The film shows one gentleman preparing a gramophone while another watches. These gentleman are said to be Theodore Birnbaum, then Manager of the Berlin Sales Branch and Sinkler Darby, one of the Gramophone Company’s recording experts based in Germany. Soon Nipper appears and starts to howl at the sound coming out of the gramophone. The men watch on in amusement and then lift up the dog – with hilarious results!
This table model mutoscope machine complete with the Nipper film were still at the company’s office in the 1960s, but disappeared when the record factory moved to Uxbridge Road. Happily, the mutoscope drum – albeit without the machine – has since been returned to the EMI Archive Trust. The film was on display at the EMI Centenary Exhibition in 1997.
TRAINS AT HAYES – FIRST EVER STEREO FILM
It might not seem much initially but this is ‘Trains At Hayes’, the world’s first ever piece of film shot and recorded with stereo sound. It was made by prolific engineer and innovator Alan Dower Blumlein, the inventor of stereo from his office window in the EMI building in Hayes, West London in 1935. While working at EMI Blumlein other ground-breaking inventions included electrical television and airborne radar as well as stereo. A true genius and EMI hero.

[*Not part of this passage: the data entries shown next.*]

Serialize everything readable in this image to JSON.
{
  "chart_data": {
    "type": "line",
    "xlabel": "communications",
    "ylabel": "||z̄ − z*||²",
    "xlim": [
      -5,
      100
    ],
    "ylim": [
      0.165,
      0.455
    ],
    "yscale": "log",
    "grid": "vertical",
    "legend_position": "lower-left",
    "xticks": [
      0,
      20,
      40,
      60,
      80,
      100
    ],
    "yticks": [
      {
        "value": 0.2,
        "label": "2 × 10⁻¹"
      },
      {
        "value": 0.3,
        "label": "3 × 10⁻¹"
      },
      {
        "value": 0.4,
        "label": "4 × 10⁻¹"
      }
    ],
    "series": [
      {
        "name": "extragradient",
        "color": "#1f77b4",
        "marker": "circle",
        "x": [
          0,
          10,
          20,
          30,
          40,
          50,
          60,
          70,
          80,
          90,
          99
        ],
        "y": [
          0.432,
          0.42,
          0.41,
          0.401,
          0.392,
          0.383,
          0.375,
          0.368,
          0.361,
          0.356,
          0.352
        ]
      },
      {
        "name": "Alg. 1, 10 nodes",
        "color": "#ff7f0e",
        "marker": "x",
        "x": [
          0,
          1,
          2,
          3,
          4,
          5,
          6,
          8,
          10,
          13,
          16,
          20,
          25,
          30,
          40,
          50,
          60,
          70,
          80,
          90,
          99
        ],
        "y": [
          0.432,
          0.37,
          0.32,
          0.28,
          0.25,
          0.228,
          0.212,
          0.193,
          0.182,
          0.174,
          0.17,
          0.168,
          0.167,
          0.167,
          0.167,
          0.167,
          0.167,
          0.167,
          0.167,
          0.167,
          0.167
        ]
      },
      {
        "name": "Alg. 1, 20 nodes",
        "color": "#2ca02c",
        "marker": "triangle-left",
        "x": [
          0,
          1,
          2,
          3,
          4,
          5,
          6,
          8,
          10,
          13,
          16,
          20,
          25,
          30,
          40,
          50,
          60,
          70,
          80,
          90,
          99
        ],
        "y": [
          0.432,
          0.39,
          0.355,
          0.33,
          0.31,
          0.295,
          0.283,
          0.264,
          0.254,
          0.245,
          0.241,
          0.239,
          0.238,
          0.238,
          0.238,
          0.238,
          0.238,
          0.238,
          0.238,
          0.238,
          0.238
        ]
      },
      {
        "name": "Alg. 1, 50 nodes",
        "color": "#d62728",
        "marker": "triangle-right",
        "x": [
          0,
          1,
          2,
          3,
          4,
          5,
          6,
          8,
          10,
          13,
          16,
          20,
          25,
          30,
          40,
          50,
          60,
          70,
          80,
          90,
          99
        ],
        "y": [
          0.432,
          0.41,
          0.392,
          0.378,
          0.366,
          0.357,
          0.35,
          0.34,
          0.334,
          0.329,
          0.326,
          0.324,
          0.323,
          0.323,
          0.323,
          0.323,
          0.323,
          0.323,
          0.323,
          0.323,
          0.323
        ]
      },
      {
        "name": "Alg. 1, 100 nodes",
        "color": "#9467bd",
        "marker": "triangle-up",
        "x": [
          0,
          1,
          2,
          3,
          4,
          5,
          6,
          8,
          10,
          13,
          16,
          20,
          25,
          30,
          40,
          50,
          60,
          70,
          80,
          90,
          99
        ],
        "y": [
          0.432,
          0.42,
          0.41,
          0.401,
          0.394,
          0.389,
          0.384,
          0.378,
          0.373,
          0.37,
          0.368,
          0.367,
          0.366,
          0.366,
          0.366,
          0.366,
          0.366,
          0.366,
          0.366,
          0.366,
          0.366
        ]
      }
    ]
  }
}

ALAN BLUMLEIN STEREO MODEL
Built by Alan Blumlein in the 1930s to illustrate the concept of his revolutionary recording invention – stereo. And still by far the easiest to understand explanation of how a stereo record works. Notice how the reading on the two dials are different representing different elements of the sound field.
ALAN DOWER BLUMLEIN – PERFECTING STEREO SOUND
As he perfected his revolutionary stereo recording technique, Alan Blumlein made these three films to show how the sound mirrored the movements of the people speaking (and moving) on screen.